De acordo com os pesquisadores, o Nesher Ramla foi um ancestral dos Neandertais e de outras populações asiáticas arcaicas, uma visão que pode mudar radicalmente as suposições sobre como as populações antigas evoluíram e interagiram. Até sua descoberta, acreditava-se que os neandertais se desenvolveram na Europa e se espalharam por outras regiões, incluindo o Oriente Médio.

“Se eu tiver que apontar os principais destaques da arqueologia durante o ano passado, acho que mais do que descobertas individuais, eu selecionaria desenvolvimentos mais amplos na pesquisa que lançaram uma nova luz sobre as imagens maiores”, disse Gadot.

Tau Prof. Israel Hershkovitz mantém o que os cientistas dizem ser fragmentos de ossos fossilizados de um tipo anteriormente desconhecido de humano primitivo descoberto no sítio Nesher Ramla, 23 de junho. (Crédito: Ammar Awad | Reuters)
Tau Prof. Israel Hershkovitz mantém o que os cientistas dizem ser fragmentos de ossos fossilizados de um tipo anteriormente desconhecido de humano primitivo descoberto no sítio Nesher Ramla, 23 de junho. (Crédito: Ammar Awad | Reuters)

“Meu colega Ran Barkai, por exemplo, publicou vários artigos sobre a vida de humanos ao longo de centenas de milhares de anos”, observou ele. A pesquisa conduzida por Barkai enfocou diferentes aspectos da nutrição a partir de dois milhões de anos atrás.

Pesquisas multidisciplinares conduzidas ao longo de vários anos mostraram que, na maior parte desse tempo, os humanos comiam principalmente carne. Somente após a extinção de grandes animais em várias partes do mundo – um desenvolvimento provavelmente causado pela caça humana – eles introduziram uma quantidade maior de plantas e vegetais em sua dieta.
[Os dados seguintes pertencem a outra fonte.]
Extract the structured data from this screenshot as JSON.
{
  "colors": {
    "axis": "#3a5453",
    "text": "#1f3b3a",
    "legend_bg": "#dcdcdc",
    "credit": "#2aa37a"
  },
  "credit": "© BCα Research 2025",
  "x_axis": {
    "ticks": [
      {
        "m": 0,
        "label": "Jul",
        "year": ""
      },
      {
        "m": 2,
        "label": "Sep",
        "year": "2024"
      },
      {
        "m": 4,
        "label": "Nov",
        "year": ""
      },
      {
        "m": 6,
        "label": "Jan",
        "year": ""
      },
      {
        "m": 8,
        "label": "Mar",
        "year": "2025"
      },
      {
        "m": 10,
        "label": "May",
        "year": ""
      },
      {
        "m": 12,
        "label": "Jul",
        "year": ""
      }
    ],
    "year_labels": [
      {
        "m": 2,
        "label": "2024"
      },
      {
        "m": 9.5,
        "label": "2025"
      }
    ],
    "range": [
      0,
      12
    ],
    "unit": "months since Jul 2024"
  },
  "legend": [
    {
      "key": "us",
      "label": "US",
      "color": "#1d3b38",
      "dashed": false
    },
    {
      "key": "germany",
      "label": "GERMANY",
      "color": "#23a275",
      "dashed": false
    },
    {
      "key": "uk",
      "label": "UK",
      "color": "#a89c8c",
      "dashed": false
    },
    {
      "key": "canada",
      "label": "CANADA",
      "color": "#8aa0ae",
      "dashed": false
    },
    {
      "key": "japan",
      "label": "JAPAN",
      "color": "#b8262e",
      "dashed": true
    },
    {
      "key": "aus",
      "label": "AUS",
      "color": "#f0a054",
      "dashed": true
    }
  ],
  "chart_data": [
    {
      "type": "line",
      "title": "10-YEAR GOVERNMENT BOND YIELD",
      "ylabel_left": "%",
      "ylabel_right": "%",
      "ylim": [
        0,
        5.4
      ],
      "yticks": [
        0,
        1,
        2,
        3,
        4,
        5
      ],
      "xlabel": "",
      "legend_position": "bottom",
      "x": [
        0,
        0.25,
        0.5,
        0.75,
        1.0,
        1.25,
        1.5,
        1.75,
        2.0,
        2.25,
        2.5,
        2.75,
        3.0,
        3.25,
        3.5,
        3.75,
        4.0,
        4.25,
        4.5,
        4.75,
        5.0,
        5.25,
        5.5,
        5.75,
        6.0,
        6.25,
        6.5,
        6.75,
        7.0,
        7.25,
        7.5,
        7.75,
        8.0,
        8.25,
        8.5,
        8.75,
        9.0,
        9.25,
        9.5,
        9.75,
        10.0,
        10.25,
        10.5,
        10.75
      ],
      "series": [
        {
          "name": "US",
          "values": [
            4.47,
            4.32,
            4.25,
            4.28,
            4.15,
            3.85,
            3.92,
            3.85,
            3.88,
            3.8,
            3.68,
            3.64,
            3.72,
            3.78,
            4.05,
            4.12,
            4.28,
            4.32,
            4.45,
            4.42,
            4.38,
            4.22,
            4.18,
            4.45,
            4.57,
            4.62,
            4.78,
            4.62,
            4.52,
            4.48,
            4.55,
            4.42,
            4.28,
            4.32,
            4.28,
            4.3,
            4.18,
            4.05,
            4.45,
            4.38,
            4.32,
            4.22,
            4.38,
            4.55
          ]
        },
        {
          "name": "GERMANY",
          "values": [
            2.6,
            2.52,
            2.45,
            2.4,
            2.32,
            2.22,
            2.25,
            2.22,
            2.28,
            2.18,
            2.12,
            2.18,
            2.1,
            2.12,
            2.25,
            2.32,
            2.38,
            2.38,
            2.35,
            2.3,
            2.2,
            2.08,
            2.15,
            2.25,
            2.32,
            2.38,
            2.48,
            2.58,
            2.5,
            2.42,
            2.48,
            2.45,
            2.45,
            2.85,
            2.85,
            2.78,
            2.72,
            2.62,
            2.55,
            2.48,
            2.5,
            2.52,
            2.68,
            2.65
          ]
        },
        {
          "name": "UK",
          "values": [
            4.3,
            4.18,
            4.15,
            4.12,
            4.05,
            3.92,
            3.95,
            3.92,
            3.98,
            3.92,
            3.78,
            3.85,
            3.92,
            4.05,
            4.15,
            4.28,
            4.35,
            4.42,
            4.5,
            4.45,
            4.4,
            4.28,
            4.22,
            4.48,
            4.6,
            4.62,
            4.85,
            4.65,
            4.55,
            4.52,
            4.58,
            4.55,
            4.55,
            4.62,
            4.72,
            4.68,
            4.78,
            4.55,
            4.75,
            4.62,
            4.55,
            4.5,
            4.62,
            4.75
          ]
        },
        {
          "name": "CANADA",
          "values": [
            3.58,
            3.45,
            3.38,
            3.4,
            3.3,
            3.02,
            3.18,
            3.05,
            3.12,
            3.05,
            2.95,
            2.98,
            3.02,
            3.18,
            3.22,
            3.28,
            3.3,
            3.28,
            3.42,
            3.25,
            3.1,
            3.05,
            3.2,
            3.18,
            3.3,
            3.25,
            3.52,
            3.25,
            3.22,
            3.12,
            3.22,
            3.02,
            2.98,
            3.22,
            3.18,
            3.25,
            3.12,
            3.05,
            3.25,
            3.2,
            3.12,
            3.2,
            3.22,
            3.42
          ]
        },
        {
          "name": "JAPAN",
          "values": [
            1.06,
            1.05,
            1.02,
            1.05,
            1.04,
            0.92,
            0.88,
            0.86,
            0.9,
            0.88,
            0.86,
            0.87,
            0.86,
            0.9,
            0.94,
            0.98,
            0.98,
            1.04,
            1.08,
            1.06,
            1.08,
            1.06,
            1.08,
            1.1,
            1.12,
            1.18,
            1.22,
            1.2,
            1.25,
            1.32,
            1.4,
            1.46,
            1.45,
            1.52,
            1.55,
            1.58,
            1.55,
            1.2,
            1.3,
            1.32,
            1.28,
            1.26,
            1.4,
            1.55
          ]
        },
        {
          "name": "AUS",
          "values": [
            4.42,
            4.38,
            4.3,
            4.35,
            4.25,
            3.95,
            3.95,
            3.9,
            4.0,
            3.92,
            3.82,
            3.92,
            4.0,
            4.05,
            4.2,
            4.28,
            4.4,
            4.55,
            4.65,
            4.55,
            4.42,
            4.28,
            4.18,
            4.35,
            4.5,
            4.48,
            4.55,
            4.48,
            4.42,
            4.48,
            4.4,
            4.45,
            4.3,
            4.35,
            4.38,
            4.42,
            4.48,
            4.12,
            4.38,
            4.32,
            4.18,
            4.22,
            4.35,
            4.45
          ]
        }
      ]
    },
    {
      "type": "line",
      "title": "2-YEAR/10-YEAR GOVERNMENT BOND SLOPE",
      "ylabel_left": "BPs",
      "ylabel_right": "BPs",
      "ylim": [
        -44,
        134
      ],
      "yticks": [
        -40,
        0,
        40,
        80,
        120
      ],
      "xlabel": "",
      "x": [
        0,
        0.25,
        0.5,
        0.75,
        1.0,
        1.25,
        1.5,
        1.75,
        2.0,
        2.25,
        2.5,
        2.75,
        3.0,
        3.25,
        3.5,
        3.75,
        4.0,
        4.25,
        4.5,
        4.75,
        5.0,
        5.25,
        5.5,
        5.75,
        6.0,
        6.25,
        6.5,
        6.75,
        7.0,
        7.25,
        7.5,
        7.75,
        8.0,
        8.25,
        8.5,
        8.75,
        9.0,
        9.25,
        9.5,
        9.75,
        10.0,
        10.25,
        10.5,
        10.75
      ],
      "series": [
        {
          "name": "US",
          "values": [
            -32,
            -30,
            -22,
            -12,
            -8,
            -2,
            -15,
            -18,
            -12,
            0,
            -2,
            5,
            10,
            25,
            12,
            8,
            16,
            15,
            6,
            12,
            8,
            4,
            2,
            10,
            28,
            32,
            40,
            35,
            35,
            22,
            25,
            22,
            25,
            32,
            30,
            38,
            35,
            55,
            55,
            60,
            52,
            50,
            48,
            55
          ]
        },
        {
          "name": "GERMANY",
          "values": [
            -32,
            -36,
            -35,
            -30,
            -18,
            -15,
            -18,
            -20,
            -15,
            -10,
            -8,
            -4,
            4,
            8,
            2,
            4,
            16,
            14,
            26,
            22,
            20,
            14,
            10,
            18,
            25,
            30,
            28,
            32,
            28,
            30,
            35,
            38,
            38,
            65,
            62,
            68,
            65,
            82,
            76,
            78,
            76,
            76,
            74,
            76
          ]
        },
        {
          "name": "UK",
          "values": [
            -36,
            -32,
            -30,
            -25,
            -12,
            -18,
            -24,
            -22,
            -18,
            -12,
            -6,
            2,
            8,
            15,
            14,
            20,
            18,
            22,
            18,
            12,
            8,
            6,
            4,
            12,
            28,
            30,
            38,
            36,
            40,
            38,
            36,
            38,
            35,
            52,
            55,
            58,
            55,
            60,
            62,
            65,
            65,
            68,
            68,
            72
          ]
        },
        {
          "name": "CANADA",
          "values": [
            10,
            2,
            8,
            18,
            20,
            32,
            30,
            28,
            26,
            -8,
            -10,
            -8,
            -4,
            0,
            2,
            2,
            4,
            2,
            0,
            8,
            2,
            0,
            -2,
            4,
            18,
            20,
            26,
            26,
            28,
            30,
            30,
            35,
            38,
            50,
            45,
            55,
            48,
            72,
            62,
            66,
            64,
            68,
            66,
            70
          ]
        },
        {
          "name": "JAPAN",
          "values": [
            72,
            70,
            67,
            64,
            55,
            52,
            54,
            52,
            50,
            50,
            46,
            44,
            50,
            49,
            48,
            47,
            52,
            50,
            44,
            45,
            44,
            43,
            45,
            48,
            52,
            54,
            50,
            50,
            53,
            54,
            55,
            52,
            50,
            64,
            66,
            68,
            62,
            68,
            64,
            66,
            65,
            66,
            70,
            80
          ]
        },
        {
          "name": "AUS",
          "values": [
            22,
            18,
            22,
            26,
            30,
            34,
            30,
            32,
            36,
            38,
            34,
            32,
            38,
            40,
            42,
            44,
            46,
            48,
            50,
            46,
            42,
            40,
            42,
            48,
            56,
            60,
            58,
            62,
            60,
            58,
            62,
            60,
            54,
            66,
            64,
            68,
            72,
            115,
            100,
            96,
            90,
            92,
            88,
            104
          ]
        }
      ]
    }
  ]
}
No entanto, como os humanos foram forçados a caçar pequenos animais em grandes quantidades para compensar a falta de mega-herbívoros que forneciam grandes quantidades de comida, eles precisavam de habilidades cognitivas mais altas. Como consequência, seus cérebros cresceram – de um volume de 650 cc para 1.500 cc – permitindo-lhes desenvolver ferramentas que usaram para se tornarem melhores caçadores, incluindo linguagem para compartilhar informações e cooperar melhor, conforme observado em um segundo artigo.

Em seu terceiro artigo de pesquisa, Barkai e outros estudiosos mostraram que os humanos antigos usavam ferramentas de corte para extrair a medula óssea há meio milhão de anos.

Diretor de escavação Yaakov Billig com as capitais encontradas em Arnona, Jerusalém. (Crédito: Yoli Schwartz | IAA)
Diretor de escavação Yaakov Billig com as capitais encontradas em Arnona, Jerusalém. (Crédito: Yoli Schwartz | IAA)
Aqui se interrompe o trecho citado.